O trabalho em grupo não precisa ser eliminado. Ele pode ser apresentado como um conjunto específico de habilidades: escuta, negociação e paciência. Alunos com alto potencial costumam responder bem quando entendem que colaborar não é sobre velocidade, e sim sobre aprender a lidar com mentes diferentes.

O que os pais podem observar em casa

Para as famílias, a resistência ao trabalho em grupo pode aparecer como uma sequência interminável de reclamações sobre colegas: “Eles são lentos”, “Eles falam demais”, “Eles não ligam”. Em vez de tratar isso como pura arrogância, especialistas sugerem investigar o que está por trás.

Pais podem ajudar ao:

  • Normalizar que as pessoas pensam e aprendem em ritmos diferentes.
  • Incentivar atividades em equipe com menor pressão, como grupos musicais ou jogos cooperativos.
  • Ensinar frases que expressem frustração sem atacar os outros, como “Eu me sinto travado quando a gente não avança” em vez de “Vocês não servem para nada”.
  • Valorizar tanto o esforço em situações sociais quanto os resultados acadêmicos.

Entendendo termos e situações-chave

O rótulo “HPI” ou “superdotado” pode confundir. Ele não garante notas altas, maturidade emocional nem facilidade social. Ele apenas aponta para um perfil cognitivo específico: processamento rápido, foco intenso em sentido e, muitas vezes, sensibilidades fortes.

Imagine um trabalho de Ciências em grupo. As instruções são dadas uma única vez. Um aluno imediatamente enxerga as etapas, possíveis experimentos e prováveis dificuldades. Enquanto os outros ainda estão relendo a proposta, esse aluno já rascunha um plano. Quando o professor diz: “Trabalhem juntos e troquem ideias”, a criança superdotada pode ouvir: “Desacelere e explique tudo o que você acabou de fazer”. A frustração quase vem “embutida”, a menos que alguém reconheça essa diferença e a administre.

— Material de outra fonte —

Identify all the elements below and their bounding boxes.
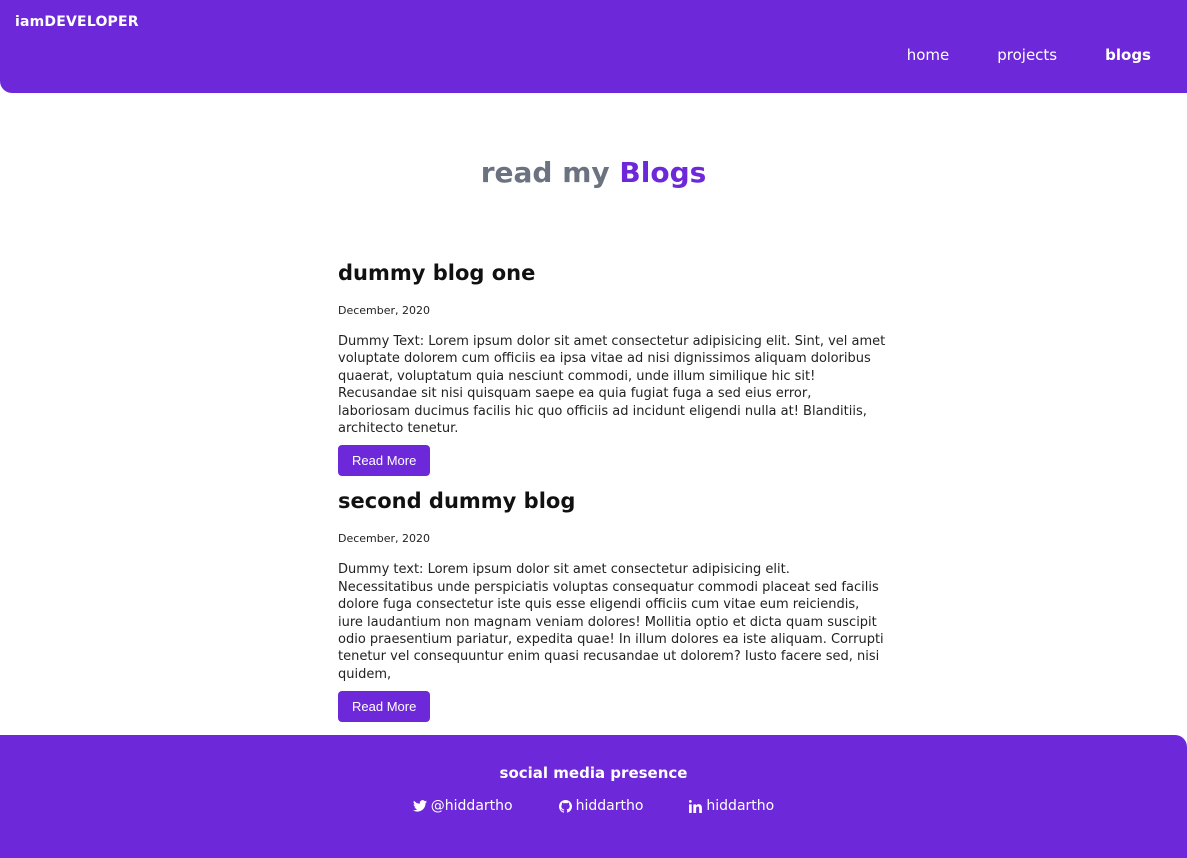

Esse mesmo aluno, quando recebe um projeto individual de pesquisa ou um desafio especial para tocar em paralelo ao trabalho do grupo, pode se sentir energizado em vez de preso. A mudança costuma depender menos do conteúdo e mais do nível de autonomia e da sensação de propósito.

Quando isso é conduzido com cuidado, a recusa em se encaixar no trabalho em grupo padrão vira um sinal - não um defeito. Ela indica um cérebro que busca desafio, sentido e autonomia em um sistema que, muitas vezes, recompensa conformidade e paciência.